Ukrainian President Volodymyr Zelensky has said he was ready to hand captured North Korean soldiers to Pyongyang in exchange for the return of Ukrainian POWs held in Russia.
Mr Zelensky's offer came a day after Ukraine announced it had captured two North Korean soldiers wounded fighting against Ukrainian troops in Russia's Kursk region.
It did not provide any proof of their nationality.
South Korea's National Intelligence Service backed up Ukraine's account yesterday, telling AFP it "confirmed" that the Ukrainian military had captured two North Korean soldiers on 9 January in the Kursk region.
"Ukraine is ready to hand over Kim Jong Un's soldiers to him if he can organize their exchange for our warriors who are being held captive in Russia," Mr Zelensky wrote on X, formerly Twitter.
There would "undoubtedly be more" North Korean soldiers captured by Ukraine, he added.
For "those North Korean soldiers who do not wish to return, there may be other options available", Mr Zelensky said.
North Koreans who wanted "to bring peace closer by spreading the truth about this war in Korean will be given that opportunity".
Neither Russia nor North Korea has acknowledged that North Koreans have been deployed to fight against Ukraine.
The two countries have boosted their military cooperation since Russia launched its 2022 invasion of Ukraine.
Mr Zelensky claimed that Russian President Vladimir Putin "cannot manage without military support from Pyongyang".
The Ukrainian president posted a video of an interrogation of the two North Korean prisoners of war, one of whom is lying in a bunk bed and the other is sitting up in bed with a bandage round his jaw.
One man can be heard speaking to a Ukrainian official through an interpreter, saying in translated comments that he did not know he was going to fight in a war with Ukraine and that his commanders "told him it was just training".
In translated comments, one of the men said that he wants to return to North Korea while the other said he will do what he is told but if given the chance, wants to live in Ukraine.
Russia claims capture of new villages in eastern Ukraine
Russia has claimed the capture of two villages in eastern Ukraine where its forces have been steadily advancing for months.
The defence ministry said forces had captured the village of Yantarne in the eastern Donetsk region, around 10 km southwest of Kurakhove, a key logistics hub that Russia claimed to have seized last week.
Russia's army said yesterday that it had also taken new territory northwest of Kurakhove.
The defence ministry said that Russian troops had also captured the village of Kalinove in the northeastern Kharkiv region.
The village is on the western bank of the Oskil River, which for a long time formed the front line between the two armies in the region.
However, a Ukrainian official said on Thursday that Russian forces had managed to establish a bridgehead on the western bank after crossing the river.
Russia's army has attempted for months to cross the river, which also cuts through Kupiansk, a city recaptured by Ukraine in its 2022 counteroffensive.

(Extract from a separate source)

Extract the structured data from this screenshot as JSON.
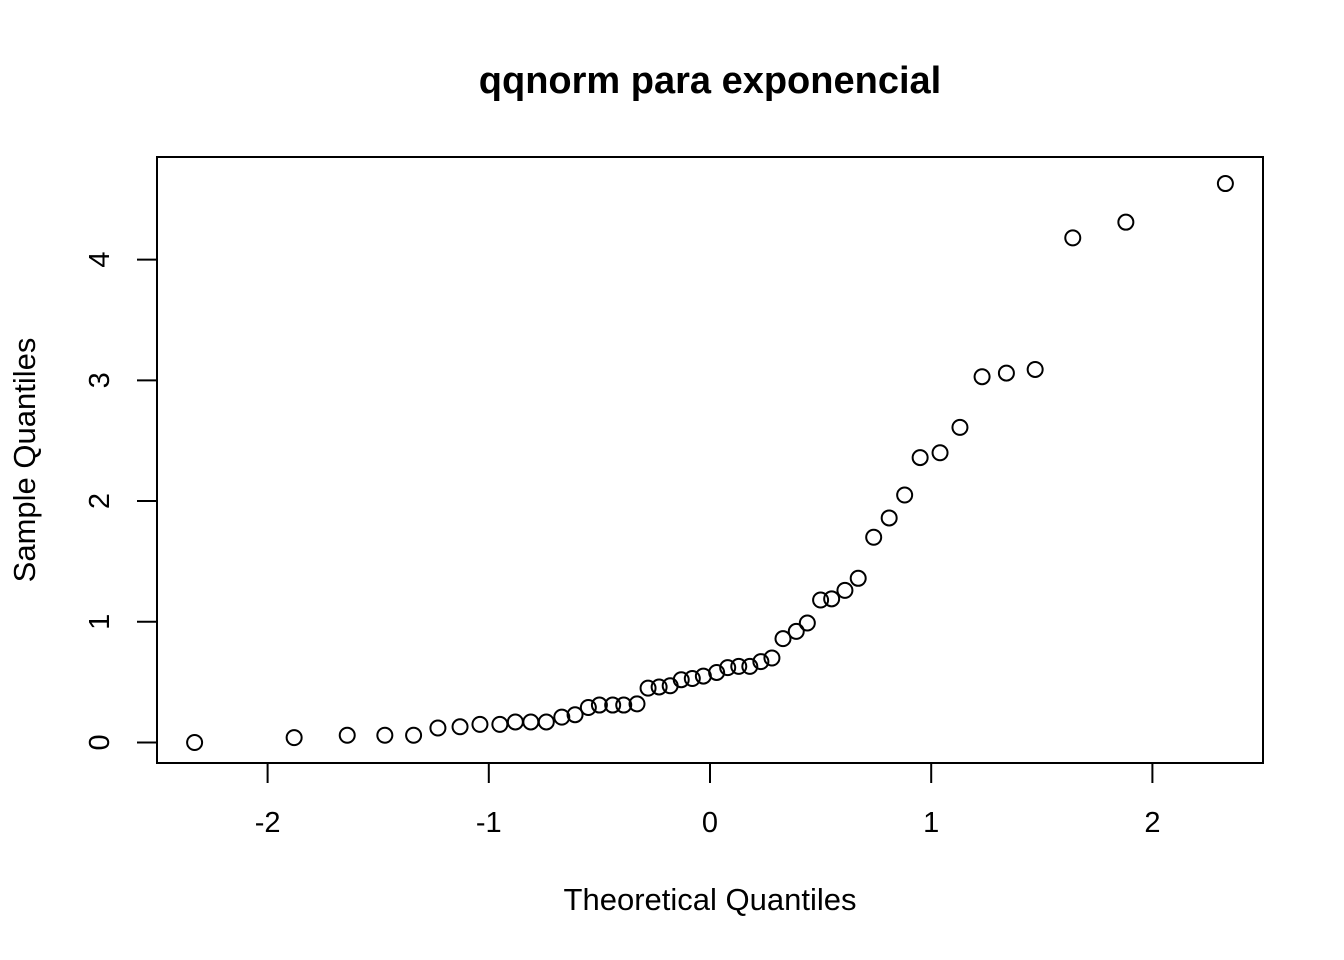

A local woman died in the Ukraine-controlled part of Russia's Kursk region after Russian strikes damaged a state boarding school where local people were sheltering, a Ukrainian official said.
Yesterday evening "Russian aviation carried out two air strikes on the area of the boarding school in Sudzha, as a result of which one woman suffered a laceration wound to her arm, and died in the morning," Ukrainian army spokesman Oleksiy Dmytrashkivsky said on television news.
"The premises of the school were heavily damaged, all the windows and doors were smashed," he said.
"Today we have a big question - where to move people, how to keep them warm."
The spokesman said over 80 people were staying in the school, who "are all elderly" and many "have disabilities or Parkinson's disease or have had strokes".
There are about 2,000 Russian civilians still in Ukraine-controlled Kursk region, the spokesman said.
In Ukraine's southern Kherson region, drone attacks injured eight people in the main city of Kherson and a nearby village, regional authorities said.
In the Russian-controlled section of the Kherson region, a Ukrainian drone killed a 76-year-old woman, Russian-installed Governor Vladimir Saldo said on Telegram.
In the Russian city of Engels on the Volga River, a fire caused by a Ukrainian drone strike on Wednesday on an oil depot continued to burn out, Saratov Governor Roman Busargin said on Telegram.
Firefighters are working "24 hours a day" to extinguish the fire, Mr Busargin said, and the "amount of smoke and the total area of the fire is decreasing".